The National Federation of Independent Businesses (NFIB) said small business optimism rose to 107.6 in February, the highest level since 1983 and second highest ever. The NFIB Small Business Economic Trends Survey showed a jump in small business owners increasing capital outlays and raising compensation.
“When small business owners have confidence and certainty in the economy, they’re able to hire more workers and invest in their businesses,” said NFIB President and CEO Juanita Duggan. “The historically high readings indicate that policy changes – lower taxes and fewer regulations – are transformative for small businesses. After years of standing on the sidelines and not benefiting from the so-called recovery, Main Street is on fire again.”
Worth noting, the continued and historically high levels of optimism had been driven by the prospect of tax reform. Now, with the passage of the Tax Cuts and Jobs Act (TCJA), taxes received the fewest votes as the number one business problem for small business since 2006.

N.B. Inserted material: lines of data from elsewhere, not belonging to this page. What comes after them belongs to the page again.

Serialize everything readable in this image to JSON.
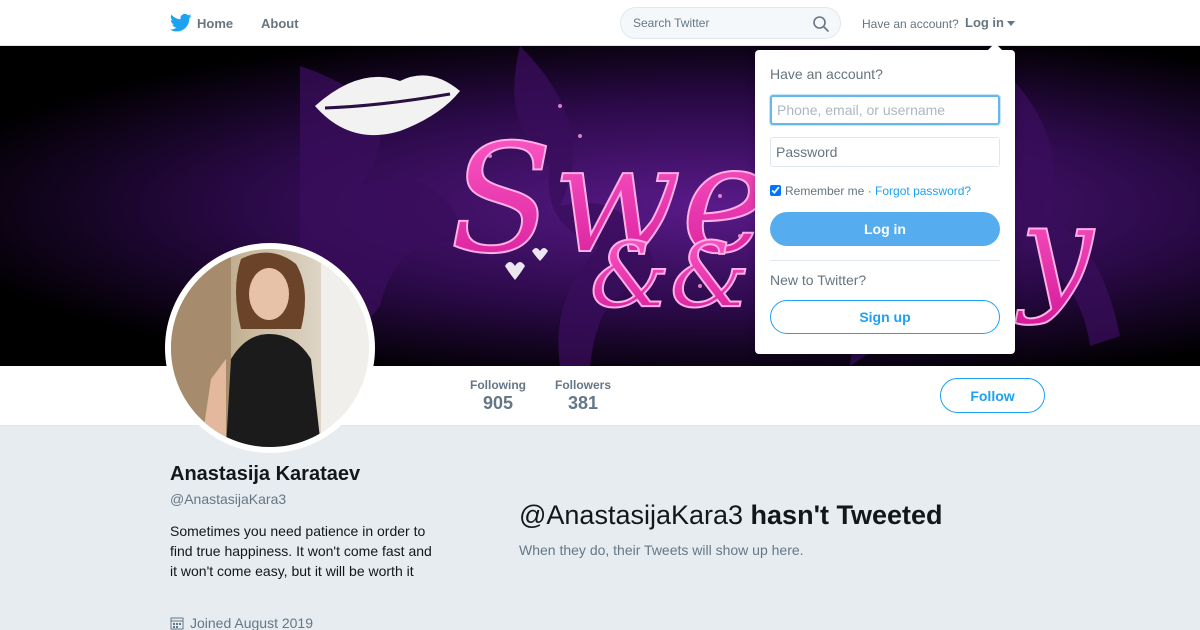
{
  "nav": {
    "home_label": "Home",
    "about_label": "About",
    "search_placeholder": "Search Twitter",
    "have_account": "Have an account?",
    "login_label": "Log in"
  },
  "banner": {
    "text_line1": "Swe",
    "text_line2": "&&",
    "text_tail": "y"
  },
  "profile": {
    "name": "Anastasija Karataev",
    "handle": "@AnastasijaKara3",
    "bio": "Sometimes you need patience in order to find true happiness. It won't come fast and it won't come easy, but it will be worth it",
    "joined": "Joined August 2019"
  },
  "stats": [
    {
      "label": "Following",
      "value": "905"
    },
    {
      "label": "Followers",
      "value": "381"
    }
  ],
  "follow_label": "Follow",
  "empty_state": {
    "handle": "@AnastasijaKara3",
    "title_suffix": "hasn't Tweeted",
    "subtitle": "When they do, their Tweets will show up here."
  },
  "login_dropdown": {
    "heading": "Have an account?",
    "username_placeholder": "Phone, email, or username",
    "password_placeholder": "Password",
    "remember_label": "Remember me",
    "separator": "·",
    "forgot_label": "Forgot password?",
    "login_button": "Log in",
    "new_prompt": "New to Twitter?",
    "signup_button": "Sign up"
  },
  "colors": {
    "brand_blue": "#1da1f2",
    "login_button_blue": "#55acee",
    "background": "#e6ecf0"
  }
}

In February, several components of the Small Business Optimism Index reached highs. A net 22% of owners are planning to raise worker compensation and 66% reported capital outlays, up 5 points from January and the highest reading since 2004. That indicates small businesses are confident about future growth prospects.

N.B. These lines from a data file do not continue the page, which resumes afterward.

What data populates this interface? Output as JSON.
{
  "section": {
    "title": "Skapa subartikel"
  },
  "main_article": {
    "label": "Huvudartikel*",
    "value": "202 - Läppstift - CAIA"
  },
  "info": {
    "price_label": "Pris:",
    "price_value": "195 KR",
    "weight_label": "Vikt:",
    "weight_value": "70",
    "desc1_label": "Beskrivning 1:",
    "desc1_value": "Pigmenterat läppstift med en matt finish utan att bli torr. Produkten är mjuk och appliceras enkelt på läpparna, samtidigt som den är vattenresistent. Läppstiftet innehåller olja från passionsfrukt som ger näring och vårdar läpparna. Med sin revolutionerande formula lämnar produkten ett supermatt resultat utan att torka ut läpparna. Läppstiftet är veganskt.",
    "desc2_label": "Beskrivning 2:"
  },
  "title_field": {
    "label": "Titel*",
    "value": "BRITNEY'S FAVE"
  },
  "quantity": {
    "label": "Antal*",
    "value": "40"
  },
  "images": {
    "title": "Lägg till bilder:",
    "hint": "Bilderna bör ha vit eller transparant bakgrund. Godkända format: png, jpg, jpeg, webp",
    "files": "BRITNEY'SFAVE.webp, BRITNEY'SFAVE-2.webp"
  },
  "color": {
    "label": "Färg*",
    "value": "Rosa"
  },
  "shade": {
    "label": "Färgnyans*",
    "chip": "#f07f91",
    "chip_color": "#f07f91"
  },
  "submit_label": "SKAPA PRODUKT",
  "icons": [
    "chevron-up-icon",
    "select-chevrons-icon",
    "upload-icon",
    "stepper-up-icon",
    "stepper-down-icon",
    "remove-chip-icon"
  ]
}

The percentage of owners expecting higher real sales increased 3 points to a net 28%, one of the best readings since 2007. Owners also reported higher nominal sales in the past three months at a net 8% of all owners. The net percent of owners reporting inventory gains rose 3% to a net 7% following a 6-point rise in January.
“Small business owners are telling us loud and clear that they’re optimistic, ready to hire, and prepared to raise wages – it’s one of the strongest readings I’ve seen in the 45-year history of the Index,” said NFIB Chief Economist Bill Dunkelberg. “The fact that several components saw significant increases tells us that small businesses are flourishing in a way we haven’t seen in over a decade.”
Finding qualified workers remained as the number one problem for small business owners, surpassing taxes and regulations which have held the top two spots for years. The labor market is heating up, as reports released by the NFIB, the Labor Department and ADP all showed.